- Born: 7 November 1963 (age 62) Al Ain, United Arab Emirates

= Ahmed bin Saif Al Nahyan =

Ahmed bin Saif Al Nahyan (Arabic: أحمد بن سيف آل نهيان; born 7 November 1963) is a member of the Al Nahyan family in the United Arab Emirates and the founder and was the chairman of Etihad Airways.

==Early life, education, and career==
Ahmed Bin Saif Al Nahyan is a member of the ruling family of Abu Dhabi. Born in Al Ain in 1966, he graduated from United Arab Emirates University in Al Ain and went on to complete his master's degree at the University of Southern California, followed by a doctorate degree in Egypt. Ahmed Bin Saif is a member of the Abu Dhabi Executive Council and was Chairman of Abu Dhabi Aircraft Technologies, a post he has held since 2001. Currently, chairman of Rotana Jet Aviation.

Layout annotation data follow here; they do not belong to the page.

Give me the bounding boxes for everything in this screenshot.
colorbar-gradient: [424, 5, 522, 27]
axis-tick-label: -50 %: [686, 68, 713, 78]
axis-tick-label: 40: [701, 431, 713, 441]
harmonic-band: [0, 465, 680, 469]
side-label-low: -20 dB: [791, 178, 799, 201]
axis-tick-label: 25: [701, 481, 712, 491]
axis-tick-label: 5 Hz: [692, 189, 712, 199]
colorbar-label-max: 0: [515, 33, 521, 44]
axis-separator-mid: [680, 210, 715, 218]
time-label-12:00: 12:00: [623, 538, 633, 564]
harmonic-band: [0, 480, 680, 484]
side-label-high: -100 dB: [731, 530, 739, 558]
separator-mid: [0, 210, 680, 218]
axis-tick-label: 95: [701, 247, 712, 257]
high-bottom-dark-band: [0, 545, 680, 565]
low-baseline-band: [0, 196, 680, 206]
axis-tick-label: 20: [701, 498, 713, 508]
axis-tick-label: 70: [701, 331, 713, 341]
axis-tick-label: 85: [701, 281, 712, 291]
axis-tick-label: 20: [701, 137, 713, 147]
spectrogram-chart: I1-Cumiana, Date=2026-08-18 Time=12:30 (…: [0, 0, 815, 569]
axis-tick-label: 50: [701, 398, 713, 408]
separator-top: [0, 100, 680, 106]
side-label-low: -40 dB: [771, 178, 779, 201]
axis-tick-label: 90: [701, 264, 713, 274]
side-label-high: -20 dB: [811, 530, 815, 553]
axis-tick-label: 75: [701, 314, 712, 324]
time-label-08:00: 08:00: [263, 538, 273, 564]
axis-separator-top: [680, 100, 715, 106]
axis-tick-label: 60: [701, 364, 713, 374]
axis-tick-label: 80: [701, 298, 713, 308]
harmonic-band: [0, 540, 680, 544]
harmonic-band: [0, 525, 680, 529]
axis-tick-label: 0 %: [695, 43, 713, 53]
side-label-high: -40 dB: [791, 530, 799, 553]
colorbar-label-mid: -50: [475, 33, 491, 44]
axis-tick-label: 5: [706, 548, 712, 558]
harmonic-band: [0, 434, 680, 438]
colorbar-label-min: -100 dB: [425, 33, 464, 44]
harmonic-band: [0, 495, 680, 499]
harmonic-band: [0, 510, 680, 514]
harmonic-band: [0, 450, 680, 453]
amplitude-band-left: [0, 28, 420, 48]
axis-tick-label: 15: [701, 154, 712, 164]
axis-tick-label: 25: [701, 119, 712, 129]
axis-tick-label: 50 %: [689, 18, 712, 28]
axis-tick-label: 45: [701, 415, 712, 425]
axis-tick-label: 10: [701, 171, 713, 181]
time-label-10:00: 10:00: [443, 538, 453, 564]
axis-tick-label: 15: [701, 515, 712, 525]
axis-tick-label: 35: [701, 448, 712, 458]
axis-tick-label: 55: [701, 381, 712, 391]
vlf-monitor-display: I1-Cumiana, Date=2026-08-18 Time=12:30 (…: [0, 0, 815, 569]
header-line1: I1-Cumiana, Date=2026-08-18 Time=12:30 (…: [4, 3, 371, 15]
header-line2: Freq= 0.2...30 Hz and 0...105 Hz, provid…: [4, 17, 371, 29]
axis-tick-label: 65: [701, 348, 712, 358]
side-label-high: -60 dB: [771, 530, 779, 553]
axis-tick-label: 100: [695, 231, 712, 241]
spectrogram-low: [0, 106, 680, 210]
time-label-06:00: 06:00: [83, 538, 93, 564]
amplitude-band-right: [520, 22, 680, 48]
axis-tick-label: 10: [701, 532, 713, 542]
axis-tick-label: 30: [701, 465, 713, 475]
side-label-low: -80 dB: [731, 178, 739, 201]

Prior to his career at Etihad Airways, in 1992, Ahmed was the under-secretary of Abu Dhabi's Civil Aviation Authority. From 2001 to 2009 he was the Chairman of GAMCO. In addition, for a period of one year (2007–2008) he was also the Chairman of the Department of Civil Aviation, Abu Dhabi.

He is also a former CEO of Gulf Air from January 1996 until December 2000. Furthermore, he is a qualified commercial captain, flying Airbus 340 and Boeing 767 of Gulf Air. Moreover, he also trained pilots in the UAE armed forces on Boeing 767s and flew C130s in the air force of the United Arab Emirates.

He received the 'Innovation in Business' award at a ceremony held at the Future Capitals World Summit in Abu Dhabi in January 2009.

He set up Etihad Airways in 2003 and held the post of chairman until May 2009. During his chairmanship Etihad Airways received numerous awards. Additionally, captain Ahmed Bin Saif is currently flying the Airbus A319 of Rotana Jet.

He was a member of Executive Council of Abu Dhabi.